Burke’s handling of the case and the press hysteria surrounding the trial violate nearly every principle enumerated by the Supreme Court in its Sheppard ruling, which ostensibly remains good law.
There, the court ruled that “despite the extent and nature of the publicity to which the jury was exposed during trial, the judge refused defense counsel's other requests that the jurors be asked whether they had read or heard specific prejudicial comment about the case, including the incidents we have previously summarized.”
The court reproached the judge for allowing the influence of the press to render meaningless the judge’s pro forma declarations respecting due process: “The prosecution repeatedly made evidence available to the news media which was never offered in the trial. Much of the ‘evidence’ disseminated in this fashion was clearly inadmissible. The exclusion of such evidence in court is rendered meaningless when news media make it available to the public.”
As a result, the court said:
Murder and mystery, society, sex and suspense were combined in this case in such a manner as to intrigue and captivate the public fancy to a degree perhaps unparalleled in recent annals. Throughout the pre-indictment investigation, the subsequent legal skirmishes and the nine-week trial, circulation-conscious editors catered to the insatiable interest of the American public in the bizarre... In this atmosphere of a ‘Roman holiday’ for the news media, Sam Sheppard stood trial for his life.
The decision concluded: “Collaboration between counsel and the press as to information affecting the fairness of a criminal trial is not only subject to regulation, but is highly censurable, and worthy of disciplinary measures.”
The final verdict in the Weinstein case, apparently reached through a compromise among the jurors, is inherently contradictory and indicates that the prosecution and the press succeeded in confusing the specific legal issues involved. How otherwise could the jury believe accuser Jessica Mann’s testimony as it related to the lesser charge but disbelieve it on the heavier charge?
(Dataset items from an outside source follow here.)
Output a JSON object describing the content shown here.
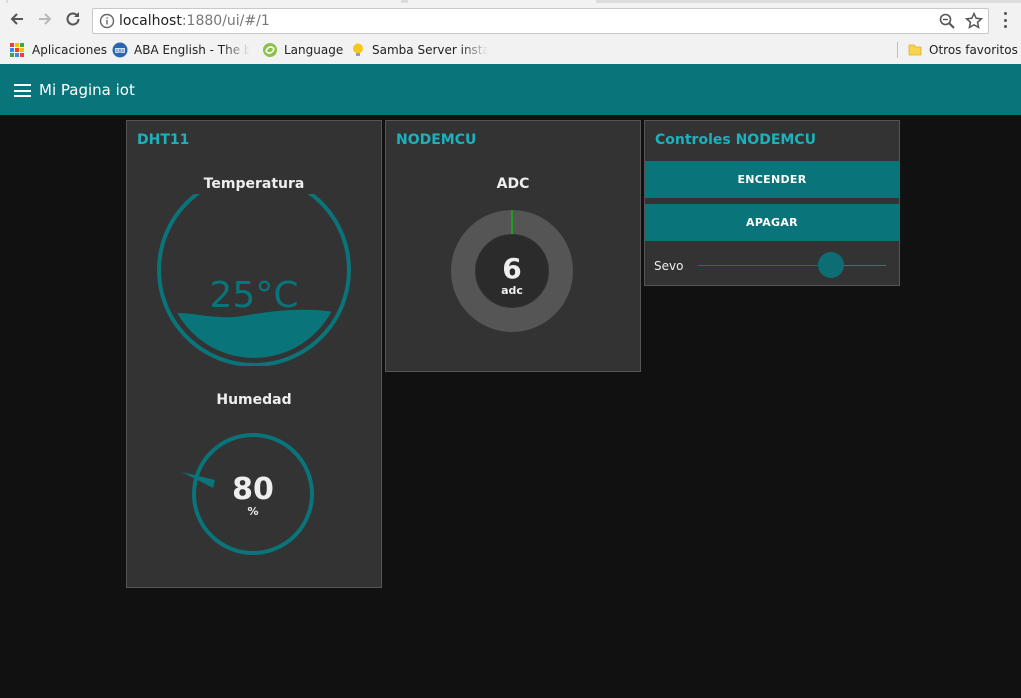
{
  "browser": {
    "url_host": "localhost",
    "url_path": ":1880/ui/#/1",
    "bookmarks": [
      {
        "label": "Aplicaciones",
        "icon": "apps-grid-icon"
      },
      {
        "label": "ABA English - The be",
        "icon": "aba-english-icon"
      },
      {
        "label": "Language",
        "icon": "language-icon"
      },
      {
        "label": "Samba Server installa",
        "icon": "lightbulb-icon"
      }
    ],
    "other_bookmarks": "Otros favoritos"
  },
  "header": {
    "title": "Mi Pagina iot",
    "color": "#097479"
  },
  "cards": {
    "dht11": {
      "title": "DHT11",
      "temperature": {
        "label": "Temperatura",
        "value": 25,
        "display": "25°C"
      },
      "humidity": {
        "label": "Humedad",
        "value": "80",
        "unit": "%"
      }
    },
    "nodemcu": {
      "title": "NODEMCU",
      "adc": {
        "label": "ADC",
        "value": "6",
        "unit": "adc"
      }
    },
    "controls": {
      "title": "Controles NODEMCU",
      "on_button": "ENCENDER",
      "off_button": "APAGAR",
      "slider_label": "Sevo",
      "slider_fraction": 0.71
    }
  },
  "colors": {
    "accent": "#097479",
    "title_text": "#1bb1bd",
    "card_bg": "#333333",
    "page_bg": "#111111",
    "gauge_track": "#555555",
    "adc_indicator": "#1e9e1e"
  }
}
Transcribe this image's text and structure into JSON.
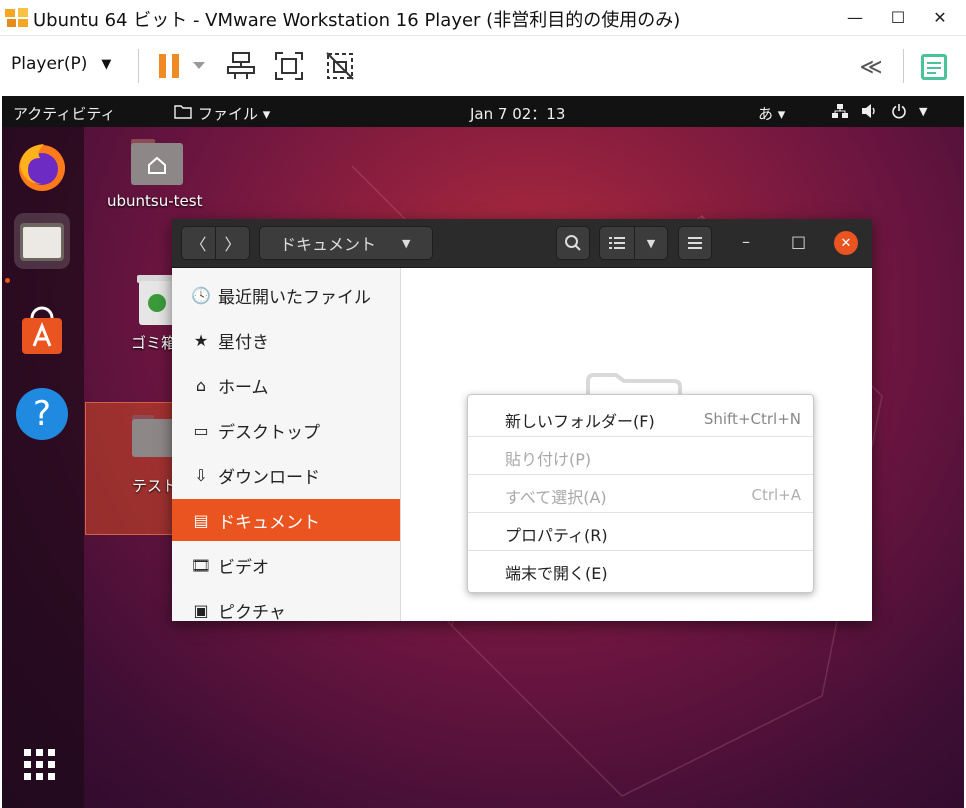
{
  "window": {
    "title": "Ubuntu 64 ビット - VMware Workstation 16 Player (非営利目的の使用のみ)",
    "minimize_glyph": "—",
    "maximize_glyph": "☐",
    "close_glyph": "✕"
  },
  "toolbar": {
    "player_label": "Player(P)",
    "player_arrow": "▼"
  },
  "topbar": {
    "activities": "アクティビティ",
    "files_menu": "ファイル ▾",
    "clock": "Jan 7  02：13",
    "input_method": "あ ▾"
  },
  "dock": {
    "apps_grid_glyph": "⠿",
    "help_glyph": "?"
  },
  "desktop": {
    "icons": [
      {
        "label": "ubuntsu-test"
      },
      {
        "label": "ゴミ箱"
      },
      {
        "label": "テスト"
      }
    ]
  },
  "nautilus": {
    "back_glyph": "〈",
    "forward_glyph": "〉",
    "path_label": "ドキュメント",
    "path_arrow": "▼",
    "view_arrow": "▼",
    "min_glyph": "–",
    "max_glyph": "□",
    "close_glyph": "✕",
    "sidebar": [
      {
        "label": "最近開いたファイル",
        "icon": "clock-icon",
        "glyph": "🕓"
      },
      {
        "label": "星付き",
        "icon": "star-icon",
        "glyph": "★"
      },
      {
        "label": "ホーム",
        "icon": "home-icon",
        "glyph": "⌂"
      },
      {
        "label": "デスクトップ",
        "icon": "desktop-icon",
        "glyph": "▭"
      },
      {
        "label": "ダウンロード",
        "icon": "download-icon",
        "glyph": "⇩"
      },
      {
        "label": "ドキュメント",
        "icon": "document-icon",
        "glyph": "▤"
      },
      {
        "label": "ビデオ",
        "icon": "video-icon",
        "glyph": "🎞"
      },
      {
        "label": "ピクチャ",
        "icon": "picture-icon",
        "glyph": "▣"
      }
    ]
  },
  "context_menu": [
    {
      "label": "新しいフォルダー(F)",
      "shortcut": "Shift+Ctrl+N",
      "enabled": true
    },
    {
      "label": "貼り付け(P)",
      "shortcut": "",
      "enabled": false
    },
    {
      "label": "すべて選択(A)",
      "shortcut": "Ctrl+A",
      "enabled": false
    },
    {
      "label": "プロパティ(R)",
      "shortcut": "",
      "enabled": true
    },
    {
      "label": "端末で開く(E)",
      "shortcut": "",
      "enabled": true
    }
  ],
  "colors": {
    "accent": "#e95420",
    "pause": "#f08a24"
  }
}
The conviction establishes a rule where guilt can be established on nothing more than the statements of accusers, who, the Times and prosecutors claim, must always be believed, even where, as here, there existed substantial evidence showing the accusers maintained longstanding consensual relationships with Weinstein.
On the basis of these new rules, an untold number of people—almost all of them poor, most of them black—will be locked up for crimes they did not commit.
Many people remember the Times' calls for vengeance in the case of the Central Park Five, when working class black youth were convicted and jailed for a murder they did not commit. On April 26, 1989, the Times wrote an editorial titled “The Jogger and the Wolf Pack,” dehumanizing the innocent children.
“A pack of teenagers rampages through Central Park… raping an innocent young woman,” the Times wrote. “New Yorkers respond with unanimous fury: Those guilty of the atrocity deserve swift, stern punishment.”
The great trials in American history are those that defended or, in the best instances, expanded democratic rights. People remember with gratitude the cases that ended, in the face of a witch-hunting environment, with acquittals.
There is nothing uplifting, let alone enlightening, about a trial in which a conviction is secured through the gross manipulation of public opinion. Those who justify their adaptation to the witch-hunting because they do not like Harvey Weinstein should think about the consequences of their indifference to the defense of democratic rights.